In 2014, the longtime home brewer hopped over to hard kombucha, the sweet and sour, effervescent fermented tea that’s rich in organic acids and probiotics. When Bystrom-Williams married older brewing techniques with the trendy beverage, HoneyMoon Brewery was born.

But the Santa Fe, New Mexico-based business still had a stout list of needs in the idea stage, including perfecting the brewing process. Libations met lab science in 2015, when Bystrom-Williams was accepted into the New Mexico Small Business Assistance Program at Los Alamos National Laboratory.

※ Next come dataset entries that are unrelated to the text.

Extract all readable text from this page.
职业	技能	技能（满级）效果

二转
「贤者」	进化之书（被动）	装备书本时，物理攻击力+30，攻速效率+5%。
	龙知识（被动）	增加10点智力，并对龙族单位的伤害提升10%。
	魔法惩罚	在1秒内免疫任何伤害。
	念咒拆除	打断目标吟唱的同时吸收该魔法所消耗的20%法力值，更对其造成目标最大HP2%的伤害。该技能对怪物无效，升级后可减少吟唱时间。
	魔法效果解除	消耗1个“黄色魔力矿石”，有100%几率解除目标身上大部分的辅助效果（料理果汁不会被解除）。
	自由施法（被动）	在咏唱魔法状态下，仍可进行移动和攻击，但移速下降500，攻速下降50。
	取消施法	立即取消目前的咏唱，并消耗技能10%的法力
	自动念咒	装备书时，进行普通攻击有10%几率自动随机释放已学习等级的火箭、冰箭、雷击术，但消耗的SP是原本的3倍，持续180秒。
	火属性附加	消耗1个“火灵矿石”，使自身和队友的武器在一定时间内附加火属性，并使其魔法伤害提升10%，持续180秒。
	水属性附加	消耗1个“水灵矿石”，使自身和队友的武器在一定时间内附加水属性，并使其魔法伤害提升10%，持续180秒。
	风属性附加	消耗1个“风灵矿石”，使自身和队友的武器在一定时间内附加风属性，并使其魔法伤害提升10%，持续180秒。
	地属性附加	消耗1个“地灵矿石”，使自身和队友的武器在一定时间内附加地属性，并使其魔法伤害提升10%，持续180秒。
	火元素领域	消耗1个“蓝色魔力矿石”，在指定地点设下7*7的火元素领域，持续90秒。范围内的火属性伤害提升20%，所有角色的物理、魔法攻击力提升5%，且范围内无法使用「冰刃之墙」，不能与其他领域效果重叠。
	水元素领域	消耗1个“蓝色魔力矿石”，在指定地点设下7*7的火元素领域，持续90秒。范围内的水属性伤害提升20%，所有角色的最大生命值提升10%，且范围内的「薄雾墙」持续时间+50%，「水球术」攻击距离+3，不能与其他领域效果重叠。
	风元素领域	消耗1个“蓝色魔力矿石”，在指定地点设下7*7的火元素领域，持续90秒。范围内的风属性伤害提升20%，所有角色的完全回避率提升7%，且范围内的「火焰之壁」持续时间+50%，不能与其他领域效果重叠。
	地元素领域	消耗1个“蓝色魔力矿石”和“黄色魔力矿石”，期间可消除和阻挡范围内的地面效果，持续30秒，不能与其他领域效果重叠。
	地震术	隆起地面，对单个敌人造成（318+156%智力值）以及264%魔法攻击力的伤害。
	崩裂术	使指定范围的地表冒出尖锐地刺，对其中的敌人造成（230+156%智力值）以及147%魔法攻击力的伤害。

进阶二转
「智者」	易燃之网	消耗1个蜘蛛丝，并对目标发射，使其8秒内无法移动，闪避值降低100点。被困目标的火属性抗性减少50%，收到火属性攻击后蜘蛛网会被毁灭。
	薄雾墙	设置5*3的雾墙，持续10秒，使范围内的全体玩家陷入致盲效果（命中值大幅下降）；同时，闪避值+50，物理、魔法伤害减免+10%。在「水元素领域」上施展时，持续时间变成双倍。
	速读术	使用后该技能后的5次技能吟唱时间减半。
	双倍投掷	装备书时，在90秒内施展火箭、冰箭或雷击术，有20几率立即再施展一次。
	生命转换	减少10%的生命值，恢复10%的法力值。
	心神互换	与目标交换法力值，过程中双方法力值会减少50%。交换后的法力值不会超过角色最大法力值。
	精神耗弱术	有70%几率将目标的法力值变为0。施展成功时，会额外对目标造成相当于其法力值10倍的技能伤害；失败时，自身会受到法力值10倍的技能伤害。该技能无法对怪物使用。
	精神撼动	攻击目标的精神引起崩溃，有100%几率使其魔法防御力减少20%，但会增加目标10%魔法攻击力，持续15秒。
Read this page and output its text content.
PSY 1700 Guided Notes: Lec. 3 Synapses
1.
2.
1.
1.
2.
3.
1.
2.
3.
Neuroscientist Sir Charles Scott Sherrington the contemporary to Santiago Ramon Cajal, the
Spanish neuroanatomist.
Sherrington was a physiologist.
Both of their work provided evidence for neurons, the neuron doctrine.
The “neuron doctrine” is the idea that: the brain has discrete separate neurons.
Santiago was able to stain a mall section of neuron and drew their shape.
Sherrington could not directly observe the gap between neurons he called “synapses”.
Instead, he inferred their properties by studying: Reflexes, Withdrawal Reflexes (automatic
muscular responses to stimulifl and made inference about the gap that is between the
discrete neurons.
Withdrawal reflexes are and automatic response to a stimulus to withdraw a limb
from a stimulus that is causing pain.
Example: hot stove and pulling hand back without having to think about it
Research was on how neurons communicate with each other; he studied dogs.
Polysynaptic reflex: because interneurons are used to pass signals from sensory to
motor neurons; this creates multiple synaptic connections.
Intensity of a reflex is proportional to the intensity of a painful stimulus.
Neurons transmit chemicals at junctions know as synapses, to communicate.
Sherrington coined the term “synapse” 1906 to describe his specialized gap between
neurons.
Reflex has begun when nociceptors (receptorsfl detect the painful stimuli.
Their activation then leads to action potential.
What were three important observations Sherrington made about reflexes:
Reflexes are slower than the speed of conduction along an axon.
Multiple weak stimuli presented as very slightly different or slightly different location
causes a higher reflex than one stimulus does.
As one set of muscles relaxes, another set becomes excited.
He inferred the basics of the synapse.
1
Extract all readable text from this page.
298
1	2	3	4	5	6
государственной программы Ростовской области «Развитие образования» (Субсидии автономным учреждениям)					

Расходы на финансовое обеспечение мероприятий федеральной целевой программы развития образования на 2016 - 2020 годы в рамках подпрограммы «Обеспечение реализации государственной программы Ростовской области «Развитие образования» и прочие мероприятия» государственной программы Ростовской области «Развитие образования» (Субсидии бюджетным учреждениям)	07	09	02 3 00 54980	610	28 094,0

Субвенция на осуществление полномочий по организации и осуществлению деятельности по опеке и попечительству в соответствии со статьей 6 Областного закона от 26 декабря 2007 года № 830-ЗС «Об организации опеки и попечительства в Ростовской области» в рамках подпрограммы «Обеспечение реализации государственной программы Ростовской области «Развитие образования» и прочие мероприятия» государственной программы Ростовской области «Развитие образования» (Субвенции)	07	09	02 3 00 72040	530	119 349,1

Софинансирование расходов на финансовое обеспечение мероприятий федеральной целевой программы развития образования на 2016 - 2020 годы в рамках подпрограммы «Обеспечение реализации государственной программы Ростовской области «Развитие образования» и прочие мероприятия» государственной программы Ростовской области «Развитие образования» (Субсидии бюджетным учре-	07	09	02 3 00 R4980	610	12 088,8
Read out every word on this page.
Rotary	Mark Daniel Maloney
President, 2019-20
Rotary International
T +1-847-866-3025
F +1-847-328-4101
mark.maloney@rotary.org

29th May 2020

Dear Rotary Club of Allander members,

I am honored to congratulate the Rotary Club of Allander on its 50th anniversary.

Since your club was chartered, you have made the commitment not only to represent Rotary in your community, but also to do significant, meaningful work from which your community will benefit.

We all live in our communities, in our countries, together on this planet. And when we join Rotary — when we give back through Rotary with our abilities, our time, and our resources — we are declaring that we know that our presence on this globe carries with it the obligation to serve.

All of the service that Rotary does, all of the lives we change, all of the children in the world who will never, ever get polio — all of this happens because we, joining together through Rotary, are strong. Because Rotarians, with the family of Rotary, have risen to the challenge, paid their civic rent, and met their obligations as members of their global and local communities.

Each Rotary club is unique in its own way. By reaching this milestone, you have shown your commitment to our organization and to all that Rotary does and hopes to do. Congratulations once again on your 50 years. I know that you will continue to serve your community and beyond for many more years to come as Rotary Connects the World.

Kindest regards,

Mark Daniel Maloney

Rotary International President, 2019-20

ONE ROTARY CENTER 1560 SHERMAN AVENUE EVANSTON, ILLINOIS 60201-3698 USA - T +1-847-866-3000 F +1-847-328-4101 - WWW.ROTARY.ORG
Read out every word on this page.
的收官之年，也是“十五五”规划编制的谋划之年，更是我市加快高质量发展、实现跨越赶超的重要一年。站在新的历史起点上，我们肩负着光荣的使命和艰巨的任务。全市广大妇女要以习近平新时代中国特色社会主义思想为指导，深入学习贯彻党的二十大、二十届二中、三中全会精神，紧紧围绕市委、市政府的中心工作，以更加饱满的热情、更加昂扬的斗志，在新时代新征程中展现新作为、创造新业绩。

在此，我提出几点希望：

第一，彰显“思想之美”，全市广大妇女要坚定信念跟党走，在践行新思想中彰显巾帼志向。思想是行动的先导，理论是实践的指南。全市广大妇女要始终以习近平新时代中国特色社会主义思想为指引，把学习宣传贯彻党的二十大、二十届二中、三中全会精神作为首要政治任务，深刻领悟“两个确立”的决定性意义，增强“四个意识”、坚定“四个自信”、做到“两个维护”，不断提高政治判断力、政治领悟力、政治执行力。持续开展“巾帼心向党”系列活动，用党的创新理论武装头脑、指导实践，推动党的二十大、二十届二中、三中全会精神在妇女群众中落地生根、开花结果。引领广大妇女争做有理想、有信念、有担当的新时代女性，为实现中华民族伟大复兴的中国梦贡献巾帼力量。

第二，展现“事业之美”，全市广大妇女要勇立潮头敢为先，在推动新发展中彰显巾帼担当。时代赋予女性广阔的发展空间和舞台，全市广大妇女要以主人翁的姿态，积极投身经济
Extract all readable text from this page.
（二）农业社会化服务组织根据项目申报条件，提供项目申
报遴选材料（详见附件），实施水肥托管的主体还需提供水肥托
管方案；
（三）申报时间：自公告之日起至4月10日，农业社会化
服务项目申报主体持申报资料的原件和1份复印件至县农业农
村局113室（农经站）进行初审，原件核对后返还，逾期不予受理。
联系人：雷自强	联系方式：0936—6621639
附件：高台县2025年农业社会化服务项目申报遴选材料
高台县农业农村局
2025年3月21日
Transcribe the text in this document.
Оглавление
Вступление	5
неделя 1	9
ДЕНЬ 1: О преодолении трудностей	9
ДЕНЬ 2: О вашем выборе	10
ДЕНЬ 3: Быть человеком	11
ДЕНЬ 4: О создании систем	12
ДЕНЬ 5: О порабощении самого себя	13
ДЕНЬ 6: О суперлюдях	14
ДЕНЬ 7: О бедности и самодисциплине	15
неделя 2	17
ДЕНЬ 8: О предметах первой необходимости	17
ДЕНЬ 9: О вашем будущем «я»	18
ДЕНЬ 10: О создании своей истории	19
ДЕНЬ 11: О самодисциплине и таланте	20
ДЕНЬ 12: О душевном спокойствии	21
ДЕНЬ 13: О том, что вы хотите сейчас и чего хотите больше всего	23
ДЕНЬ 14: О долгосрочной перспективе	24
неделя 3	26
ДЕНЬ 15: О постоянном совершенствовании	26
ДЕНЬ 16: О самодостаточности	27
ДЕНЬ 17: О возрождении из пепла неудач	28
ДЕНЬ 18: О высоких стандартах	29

On the same campus where the A-bomb was invented, she worked with scientist David Fox to raise the drink’s ABV.

“We said, ‘OK, the idea’s cool, but now we need money,’” Bystrom-Williams says.

She joined a startup accelerator and in 2016 beat out 15,000 entrants in the Miller Lite Tap the Future competition, pitching to Shark Tank’s Daymond Johns and landing a $200,000 windfall. After raising additional funds, Bystrom-Williams opened her brick and mortar kombucheria in 2018.

HoneyMoon was fortunate to tap into a new idea—a modest bottling line—in 2019, setting it up for pickup orders and distribution in stores like Whole Foods. The move set the company up for success in 2020, a year that drained many breweries’ cash reserves.

“Even on the days when it’s really dark, we feel fortunate that we’re validated by consumers,” Bystrom-Williams says. “That’s what makes our idea seem really viable.”

As her business grew, Bystrom-Williams was careful not to overextend HoneyMoon’s offerings. She’d rather brew a few things well—stone fruit, tart cherry, salt-lime-grapefruit, and ginger-lemon hard kombucha—than dabble with new flavors.

The irony is that as an entrepreneur, she boasts many titles: fundraiser, marketing executive, brewmaster, partner, mother, and now, online MBA student.

“When COVID arrived, I gave myself an ultimatum. We have ambitious goals and to give it any chance, I had to go back to school,” says Bystrom-Williams of HoneyMoon, which was accepted to the AU Center for Innovation incubator in fall 2020. “I have two toddlers and I’m at the business all the time, but I decided to go for it. My first term solidified that I had made the right choice. It started bringing everything together and providing much-needed structure.”

Juggling a business and B-school has been “wildly challenging and wildly fulfilling.” But the entrepreneur understands that this is normal—just the regular rigors of raising a toast.